Where do traditional film photography and now digital image capture fit into botanical art? Photography can instantly record image details far beyond what manual artistry can do. Not only that, but photographers can also produce very pleasing and artistic images by working with composition, exposure, and other techniques as is well illustrated in this book. On the other hand, although photography will continue to be very important, it is not well suited for simplifying images, emphasizing key features, and bringing out, or enhancing, artistic elements that the trained human mind can perceive and show very effectively through art.
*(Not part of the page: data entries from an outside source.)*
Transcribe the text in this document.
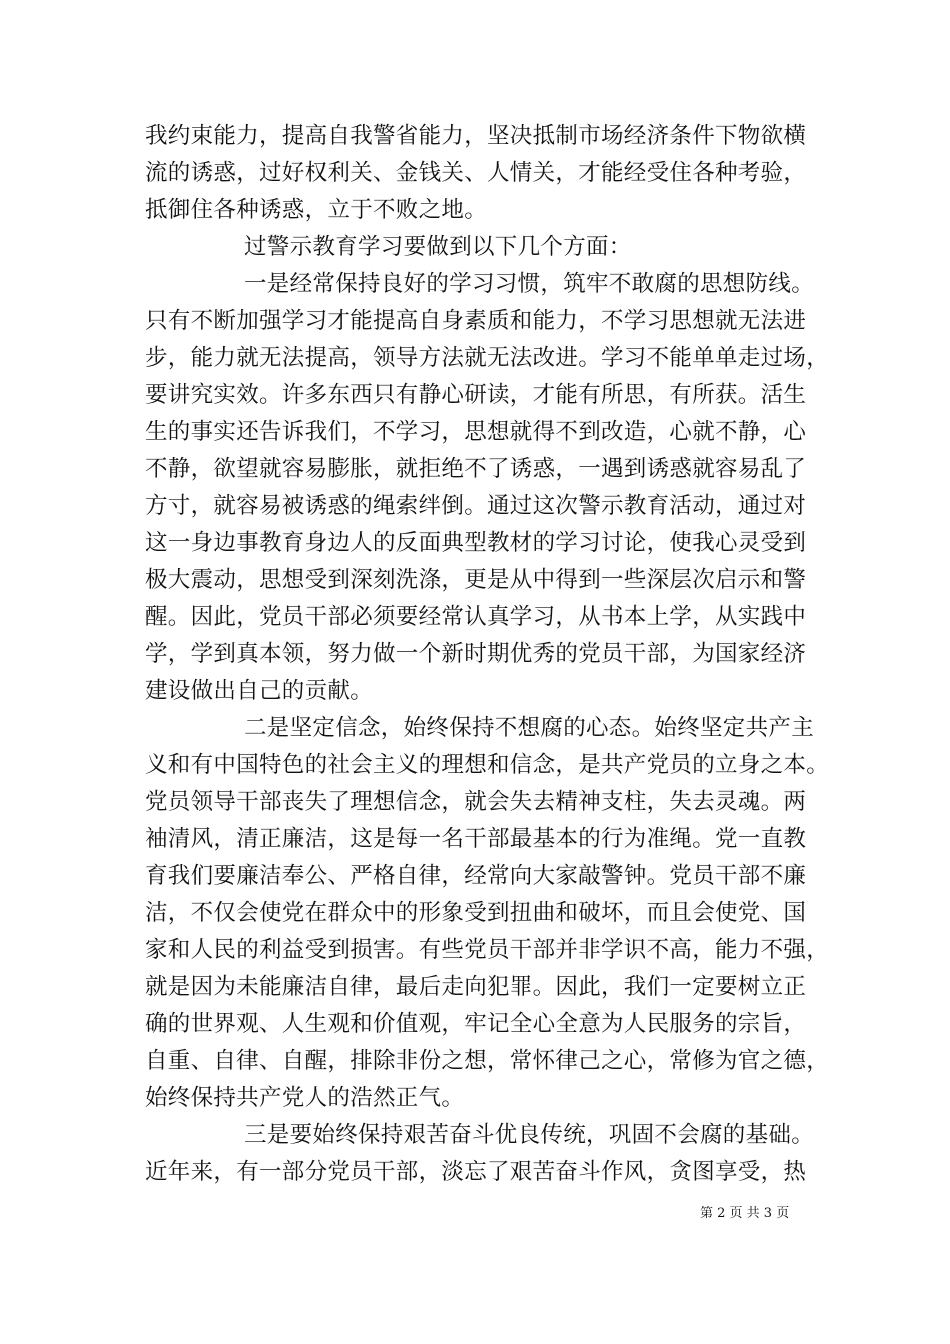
我约束能力，提高自我警省能力，坚决抵制市场经济条件下物欲横
流的诱惑，过好权利关、金钱关、人情关，才能经受住各种考验，
抵御住各种诱惑，立于不败之地。
过警示教育学习要做到以下几个方面：
一是经常保持良好的学习习惯，筑牢不敢腐的思想防线。
只有不断加强学习才能提高自身素质和能力，不学习思想就无法进
步，能力就无法提高，领导方法就无法改进。学习不能单单走过场，
要讲究实效。许多东西只有静心研读，才能有所思，有所获。活生
生的事实还告诉我们，不学习，思想就得不到改造，心就不静，心
不静，欲望就容易膨胀，就拒绝不了诱惑，一遇到诱惑就容易乱了
方寸，就容易被诱惑的绳索绊倒。通过这次警示教育活动，通过对
这一身边事教育身边人的反面典型教材的学习讨论，使我心灵受到
极大震动，思想受到深刻洗涤，更是从中得到一些深层次启示和警
醒。因此，党员干部必须要经常认真学习，从书本上学，从实践中
学，学到真本领，努力做一个新时期优秀的党员干部，为国家经济
建设做出自己的贡献。
二是坚定信念，始终保持不想腐的心态。始终坚定共产主
义和有中国特色的社会主义的理想和信念，是共产党员的立身之本。
党员领导干部丧失了理想信念，就会失去精神支柱，失去灵魂。两
袖清风，清正廉洁，这是每一名干部最基本的行为准绳。党一直教
育我们要廉洁奉公、严格自律，经常向大家敲警钟。党员干部不廉
洁，不仅会使党在群众中的形象受到扭曲和破坏，而且会使党、国
家和人民的利益受到损害。有些党员干部并非学识不高，能力不强，
就是因为未能廉洁自律，最后走向犯罪。因此，我们一定要树立正
确的世界观、人生观和价值观，牢记全心全意为人民服务的宗旨，
自重、自律、自醒，排除非份之想，常怀律己之心，常修为官之德，
始终保持共产党人的浩然正气。
三是要始终保持艰苦奋斗优良传统，巩固不会腐的基础。
近年来，有一部分党员干部，淡忘了艰苦奋斗作风，贪图享受，热
第 2 页 共 3 页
The idea of engaged observation or perception (the seeing noted in the subtitle of this review) also relates to education. In the now distant past, drawing what one observed was an integral part of biology lab instruction. As a student and later as a teacher, one of us (LDN) saw high value in these exercises. But apprehension by both students and teachers about their lack of artistic skill often creates a barrier. This can be mitigated, if not overcome, by assuring students that their work will not be graded on artistic skill. The aim of the drawing exercise is to capture the main elements of the forms that are observed to create more complete and durable memories. This not only achieves the goal of familiarizing observers with the subjects, it also starts them on the path of different ways of seeing and recording their insights, much like learning a new language.
Because this book goes beyond merely manual artistic instruction, it will inspire greater engagement with nature or, as the author expresses it, seeing more while looking. Indeed, this book opens opportunities not only for aspiring artists, but also for those who simply enjoy being out in nature (even urban pockets of nature) and for those with a lot of biological education. For many, this will lead into deeper scientific and artistic engagement. However, the perceptions developed as a result of deeper engagement with nature also promote conservation through a greater appreciation of nature and its environmental values. For example, consider Aldo Leopold’s words in his classic A Sand County Almanac: “Our ability to perceive quality in nature begins, as in art, with the pretty. It expands through successive stages of the beautiful to values as yet uncaptured by language.” As a result of the many interesting and useful perspectives opened up by this broad coverage, this book about botany for artists also offers art for botanists and others seeking the beauty of nature.